TEK DÜNYA, TEK SAĞLIK

Sağlık, insan, hayvan ve çevre arasında koparılamaz bir bağ içerir. Tek Sağlık (One Health) yaklaşımı, bu bağı en iyi açıklayan çerçevelerden biridir. İnsan sağlığı, hayvan sağlığı ve çevrenin sürdürülebilirliği, birbirine bağlı olarak ele alınmalı ve bu bütüncül yaklaşımla korunmalıdır. Birleşmiş Milletler Gıda ve Tarım Örgütü, Birleşmiş Milletler Çevre Programı, Dünya Sağlık Örgütü ve Dünya Hayvan Sağlığı Örgütü, Tek Sağlık yaklaşımını benimseyerek insan, hayvan ve çevre sağlığı için birlikte çalışmayı teşvik ediyor.
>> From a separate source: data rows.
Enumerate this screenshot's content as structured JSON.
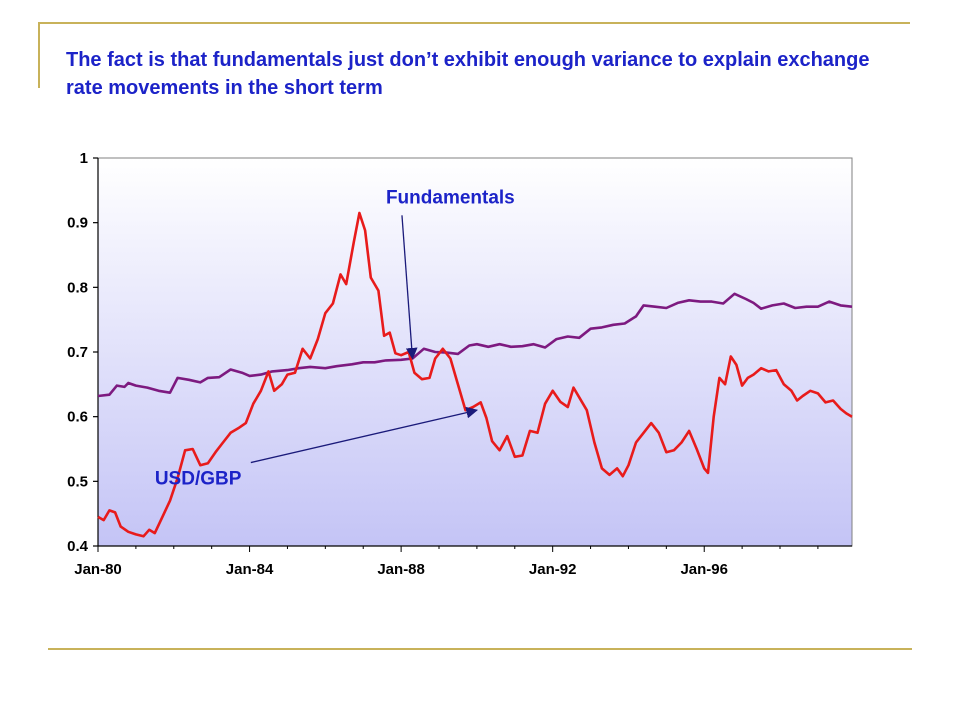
{
  "slide": {
    "title": "The fact is that fundamentals just don’t exhibit enough variance to explain exchange rate movements in the short term"
  },
  "chart_data": {
    "type": "line",
    "title": "",
    "xlabel": "",
    "ylabel": "",
    "x_tick_labels": [
      "Jan-80",
      "Jan-84",
      "Jan-88",
      "Jan-92",
      "Jan-96"
    ],
    "y_tick_labels": [
      "0.4",
      "0.5",
      "0.6",
      "0.7",
      "0.8",
      "0.9",
      "1"
    ],
    "xlim": [
      1980.0,
      1999.9
    ],
    "ylim": [
      0.4,
      1.0
    ],
    "grid": false,
    "legend": "none",
    "series": [
      {
        "name": "Fundamentals",
        "color": "#7d1a80",
        "points": [
          [
            1980.0,
            0.632
          ],
          [
            1980.3,
            0.634
          ],
          [
            1980.5,
            0.648
          ],
          [
            1980.7,
            0.646
          ],
          [
            1980.8,
            0.652
          ],
          [
            1981.0,
            0.648
          ],
          [
            1981.3,
            0.645
          ],
          [
            1981.6,
            0.64
          ],
          [
            1981.9,
            0.637
          ],
          [
            1982.1,
            0.66
          ],
          [
            1982.4,
            0.657
          ],
          [
            1982.7,
            0.653
          ],
          [
            1982.9,
            0.66
          ],
          [
            1983.2,
            0.661
          ],
          [
            1983.5,
            0.673
          ],
          [
            1983.8,
            0.668
          ],
          [
            1984.0,
            0.663
          ],
          [
            1984.3,
            0.665
          ],
          [
            1984.6,
            0.67
          ],
          [
            1985.0,
            0.672
          ],
          [
            1985.3,
            0.675
          ],
          [
            1985.6,
            0.677
          ],
          [
            1986.0,
            0.675
          ],
          [
            1986.3,
            0.678
          ],
          [
            1986.7,
            0.681
          ],
          [
            1987.0,
            0.684
          ],
          [
            1987.3,
            0.684
          ],
          [
            1987.6,
            0.687
          ],
          [
            1988.0,
            0.688
          ],
          [
            1988.3,
            0.69
          ],
          [
            1988.6,
            0.705
          ],
          [
            1988.9,
            0.7
          ],
          [
            1989.2,
            0.699
          ],
          [
            1989.5,
            0.697
          ],
          [
            1989.8,
            0.71
          ],
          [
            1990.0,
            0.712
          ],
          [
            1990.3,
            0.708
          ],
          [
            1990.6,
            0.712
          ],
          [
            1990.9,
            0.708
          ],
          [
            1991.2,
            0.709
          ],
          [
            1991.5,
            0.712
          ],
          [
            1991.8,
            0.707
          ],
          [
            1992.1,
            0.72
          ],
          [
            1992.4,
            0.724
          ],
          [
            1992.7,
            0.722
          ],
          [
            1993.0,
            0.736
          ],
          [
            1993.3,
            0.738
          ],
          [
            1993.6,
            0.742
          ],
          [
            1993.9,
            0.744
          ],
          [
            1994.2,
            0.755
          ],
          [
            1994.4,
            0.772
          ],
          [
            1994.7,
            0.77
          ],
          [
            1995.0,
            0.768
          ],
          [
            1995.3,
            0.776
          ],
          [
            1995.6,
            0.78
          ],
          [
            1995.9,
            0.778
          ],
          [
            1996.2,
            0.778
          ],
          [
            1996.5,
            0.775
          ],
          [
            1996.8,
            0.79
          ],
          [
            1997.1,
            0.782
          ],
          [
            1997.3,
            0.776
          ],
          [
            1997.5,
            0.767
          ],
          [
            1997.8,
            0.772
          ],
          [
            1998.1,
            0.775
          ],
          [
            1998.4,
            0.768
          ],
          [
            1998.7,
            0.77
          ],
          [
            1999.0,
            0.77
          ],
          [
            1999.3,
            0.778
          ],
          [
            1999.6,
            0.772
          ],
          [
            1999.9,
            0.77
          ]
        ]
      },
      {
        "name": "USD/GBP",
        "color": "#e81b1b",
        "points": [
          [
            1980.0,
            0.445
          ],
          [
            1980.15,
            0.44
          ],
          [
            1980.3,
            0.455
          ],
          [
            1980.45,
            0.452
          ],
          [
            1980.6,
            0.43
          ],
          [
            1980.8,
            0.422
          ],
          [
            1981.0,
            0.418
          ],
          [
            1981.2,
            0.415
          ],
          [
            1981.35,
            0.425
          ],
          [
            1981.5,
            0.42
          ],
          [
            1981.7,
            0.445
          ],
          [
            1981.9,
            0.47
          ],
          [
            1982.1,
            0.505
          ],
          [
            1982.3,
            0.548
          ],
          [
            1982.5,
            0.55
          ],
          [
            1982.7,
            0.525
          ],
          [
            1982.9,
            0.528
          ],
          [
            1983.1,
            0.545
          ],
          [
            1983.3,
            0.56
          ],
          [
            1983.5,
            0.575
          ],
          [
            1983.7,
            0.582
          ],
          [
            1983.9,
            0.59
          ],
          [
            1984.1,
            0.62
          ],
          [
            1984.3,
            0.64
          ],
          [
            1984.5,
            0.67
          ],
          [
            1984.65,
            0.64
          ],
          [
            1984.85,
            0.65
          ],
          [
            1985.0,
            0.665
          ],
          [
            1985.2,
            0.668
          ],
          [
            1985.4,
            0.705
          ],
          [
            1985.6,
            0.69
          ],
          [
            1985.8,
            0.72
          ],
          [
            1986.0,
            0.76
          ],
          [
            1986.2,
            0.775
          ],
          [
            1986.4,
            0.82
          ],
          [
            1986.55,
            0.805
          ],
          [
            1986.75,
            0.87
          ],
          [
            1986.9,
            0.915
          ],
          [
            1987.05,
            0.888
          ],
          [
            1987.2,
            0.815
          ],
          [
            1987.4,
            0.795
          ],
          [
            1987.55,
            0.725
          ],
          [
            1987.7,
            0.73
          ],
          [
            1987.85,
            0.698
          ],
          [
            1988.0,
            0.695
          ],
          [
            1988.2,
            0.7
          ],
          [
            1988.35,
            0.668
          ],
          [
            1988.55,
            0.658
          ],
          [
            1988.75,
            0.66
          ],
          [
            1988.9,
            0.69
          ],
          [
            1989.1,
            0.705
          ],
          [
            1989.3,
            0.69
          ],
          [
            1989.5,
            0.65
          ],
          [
            1989.7,
            0.61
          ],
          [
            1989.9,
            0.615
          ],
          [
            1990.1,
            0.622
          ],
          [
            1990.25,
            0.598
          ],
          [
            1990.4,
            0.562
          ],
          [
            1990.6,
            0.548
          ],
          [
            1990.8,
            0.57
          ],
          [
            1991.0,
            0.538
          ],
          [
            1991.2,
            0.54
          ],
          [
            1991.4,
            0.578
          ],
          [
            1991.6,
            0.575
          ],
          [
            1991.8,
            0.62
          ],
          [
            1992.0,
            0.64
          ],
          [
            1992.2,
            0.623
          ],
          [
            1992.4,
            0.615
          ],
          [
            1992.55,
            0.645
          ],
          [
            1992.7,
            0.63
          ],
          [
            1992.9,
            0.61
          ],
          [
            1993.1,
            0.56
          ],
          [
            1993.3,
            0.52
          ],
          [
            1993.5,
            0.51
          ],
          [
            1993.7,
            0.52
          ],
          [
            1993.85,
            0.508
          ],
          [
            1994.0,
            0.525
          ],
          [
            1994.2,
            0.56
          ],
          [
            1994.4,
            0.575
          ],
          [
            1994.6,
            0.59
          ],
          [
            1994.8,
            0.575
          ],
          [
            1995.0,
            0.545
          ],
          [
            1995.2,
            0.548
          ],
          [
            1995.4,
            0.56
          ],
          [
            1995.6,
            0.578
          ],
          [
            1995.8,
            0.55
          ],
          [
            1996.0,
            0.52
          ],
          [
            1996.1,
            0.513
          ],
          [
            1996.25,
            0.6
          ],
          [
            1996.4,
            0.66
          ],
          [
            1996.55,
            0.65
          ],
          [
            1996.7,
            0.693
          ],
          [
            1996.85,
            0.68
          ],
          [
            1997.0,
            0.648
          ],
          [
            1997.15,
            0.66
          ],
          [
            1997.3,
            0.665
          ],
          [
            1997.5,
            0.675
          ],
          [
            1997.7,
            0.67
          ],
          [
            1997.9,
            0.672
          ],
          [
            1998.1,
            0.65
          ],
          [
            1998.3,
            0.64
          ],
          [
            1998.45,
            0.625
          ],
          [
            1998.6,
            0.632
          ],
          [
            1998.8,
            0.64
          ],
          [
            1999.0,
            0.636
          ],
          [
            1999.2,
            0.622
          ],
          [
            1999.4,
            0.625
          ],
          [
            1999.6,
            0.612
          ],
          [
            1999.75,
            0.605
          ],
          [
            1999.9,
            0.6
          ]
        ]
      }
    ],
    "annotations": [
      {
        "text": "Fundamentals",
        "series": "Fundamentals",
        "label_at": [
          1987.6,
          0.93
        ],
        "arrow_to": [
          1988.3,
          0.69
        ]
      },
      {
        "text": "USD/GBP",
        "series": "USD/GBP",
        "label_at": [
          1981.5,
          0.495
        ],
        "arrow_to": [
          1990.0,
          0.61
        ]
      }
    ]
  }
}
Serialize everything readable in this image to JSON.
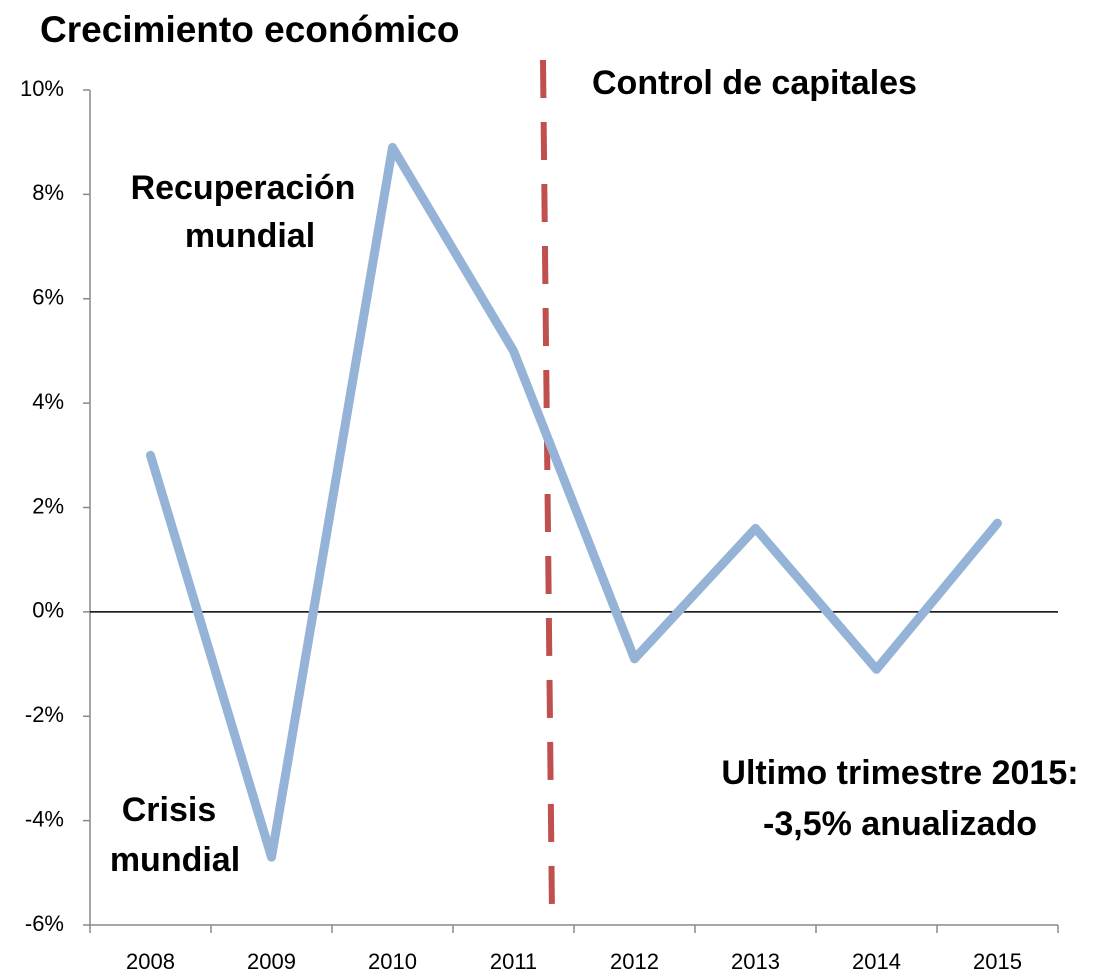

Antimikrobiyal direnç, aşırı gübre kullanımı, toprak bozulması ve zoonotik hastalıklar gibi sorunlar, bu yaklaşımın ele aldığı başlıca konular arasında yer alıyor.

Unutmayalım ki tek bir dünyamız ve tek bir sağlığımız var. Bu nedenle, sağlıklı bir gelecek için tarımsal gıda sistemlerimizi dönüştürmek ve sürdürülebilir çözümler üretmek artık bir zorunluluk haline geldi.